# Deep trolling livebait rig



## tuco (Dec 3, 2006)

Just wanted to get others ideas on deep trolling livies as i don't have a downrigger.

At the moment i have 30lb braid albrighted to 30lb mono trace i just run a large ball sinker straight to a squid with a large hook through the top joined to a smaller circle hook pierced at the tube opening.

I was wondering if i should distance the sinker from the bait with a swivel and a trace? Only recently started using this rig with no hookups yet and i was wondering what techniques others are using to get the bait in the right place.

Cheers
Peter


----------



## sitonit (Dec 29, 2006)

I use a large float (float stopper above I only use the little rubber stoppers as these fit through my guides and can be wound onto the reel you could also tie on a piece of line to act as the stopper and this can be wound on too) on the main line along with a large sinker, below this is the swivel and the trace/leader with hook on. I can pre-set the depth quite easily this is the distance between the stopper and the swivel I find it quite easy to measure the length of line on the kayak and position the stopper I then put the bait on drop it over the side and feed out the line, it is a rig I use for catching kingfish when landbased but i also use it on the kayak to get the baits down to a specific depth, it works well when trolled slowly which is convevient as this the speed I paddle at.


----------



## tuco (Dec 3, 2006)

Thanks Ken, how do you find using the downrigger on the yak in general and on hookup rates compared to standard deep trolling?

Hi sitonit never thought of using a float on the troll, will give it a try as it looks like the depth can be measured out and maintained accurately.
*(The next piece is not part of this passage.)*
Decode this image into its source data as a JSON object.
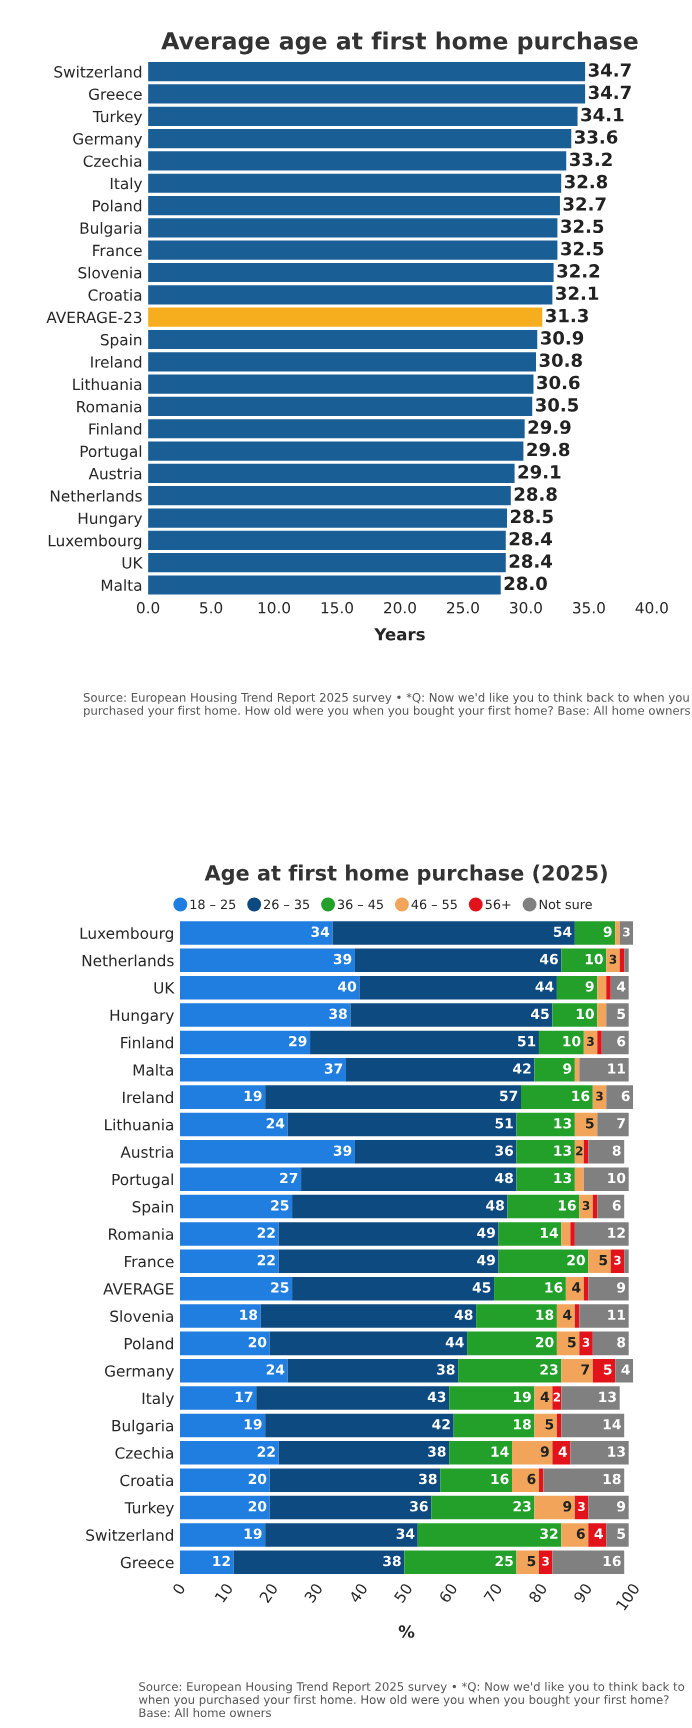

Found out that a good addition to trolling is to attach a very light rubber band to the mainline with some trailing loose line then attach the other end of the band to the yak. The theory is that this gives the fish time to chomp the whole squid/livie as the initial pressure breaks the rubber band and releases the loose line. This is a method used by those two dans' fishing blokes. I'm yet to try it - in fact i'm yet to land a legal kingie....... 

cheers
Peter


----------